Can you run only on weekends and still be considered a "runner?"  Sure.  If you're not careful though, you might also get injured.  Running well (safely and enjoyably) requires strength, skill, and endurance. If you allow your muscles to rest all week, that Saturday morning run may turn into a weekend warrior injury.  Keep your body run-ready by cross training, and you'll improve your running performance and overall fitness.

The Mayo Clinic defines "cross training" as a combination of two or more types of physical activity.  Cross training reduces your risk of injury by giving your bones, muscles, and joints a rest from repetitive stresses. Cross training mixes it up for your mind and body and keeps you from getting bored.  Doing the same old thing leads to exercise plateaus where you see little payback for your effort. Since different sports require varying intensity, you'll burn more calories too. Cross training activities include biking, swimming, tennis, basketball, soccer or any other sport that keeps you moving at a brisk pace. 

How do busy people fit cross training into their schedules?  Incorporating exercise is easier than you think, even for people who think they only have time on weekends. 

Make a plan:  Decide on several sports you want to try, and then pull out your calendar.  Schedule exercise as you would any other important activity.  Look at mornings, lunch hours, after-school and evening times.  If you're already running on weekends, you only really need to find three additional 30-minute time slots to maintain fitness.  It's OK to break exercise up into small chunks.  About 10-15 minutes twice a day is as effective as one 30-minute sprint. 

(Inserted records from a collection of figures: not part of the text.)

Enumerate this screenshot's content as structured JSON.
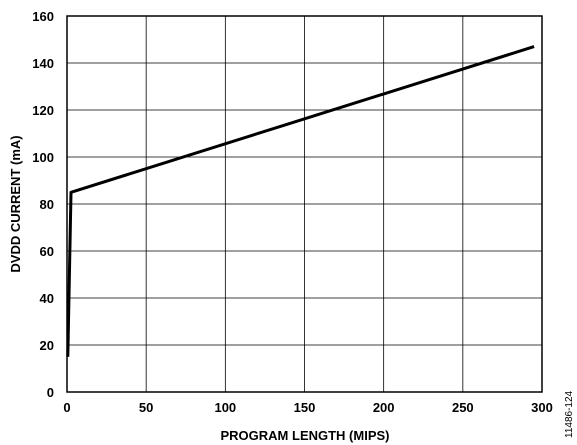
{
  "figure_id": "11486-124",
  "chart_data": {
    "type": "line",
    "title": "",
    "xlabel": "PROGRAM LENGTH (MIPS)",
    "ylabel": "DVDD CURRENT (mA)",
    "xlim": [
      0,
      300
    ],
    "ylim": [
      0,
      160
    ],
    "xticks": [
      "0",
      "50",
      "100",
      "150",
      "200",
      "250",
      "300"
    ],
    "yticks": [
      "0",
      "20",
      "40",
      "60",
      "80",
      "100",
      "120",
      "140",
      "160"
    ],
    "grid": true,
    "legend": "none",
    "line_color": "#000000",
    "series": [
      {
        "x": [
          0.5,
          2.5,
          295
        ],
        "y": [
          15,
          85,
          147
        ]
      }
    ]
  }
}
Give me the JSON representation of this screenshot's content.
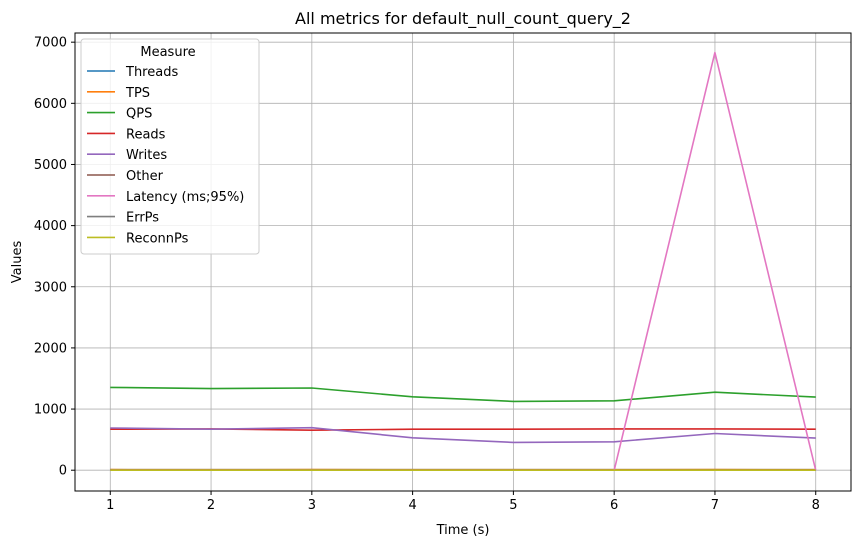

Do it all:  Choose activities that include cardiac, strength-training, and flexibility benefits.  Alternate workouts:  one day of cardio, one day of weights; one day bike riding to work, another day doing yoga.  Mix it up, but work all the major muscle groups.  Be sure to include post-workout stretches and/or yoga or Pilates in your fitness plan.

Take it indoors:  Use the treadmill, elliptical trainer or Stairmaster when you don't have time for an outdoor run.  Runners agree they're different but extremely beneficial for staying in shape indoors. 

Weekend Warm Up

When Saturday morning finally arrives, prepare your muscles for your run.  Start out walking for 5 minutes or more.  Gradually increase your pace until you're ready to run.  Set a specific goal for time (running longer) or distance (running farther).  Don't overdo it by trying to do both.  Add speed, duration, and distance gradually an one at a time.  

Chill out:  The cool down segment of your run is crucial.  Walk the last few minutes of your workout to bring your heart and respiratory rates down gradually.  Finish up with a good stretch.

Drink to your Health:  Keep your muscles pumping smoothly and circulation humming by staying hydrated.  Take regular water breaks.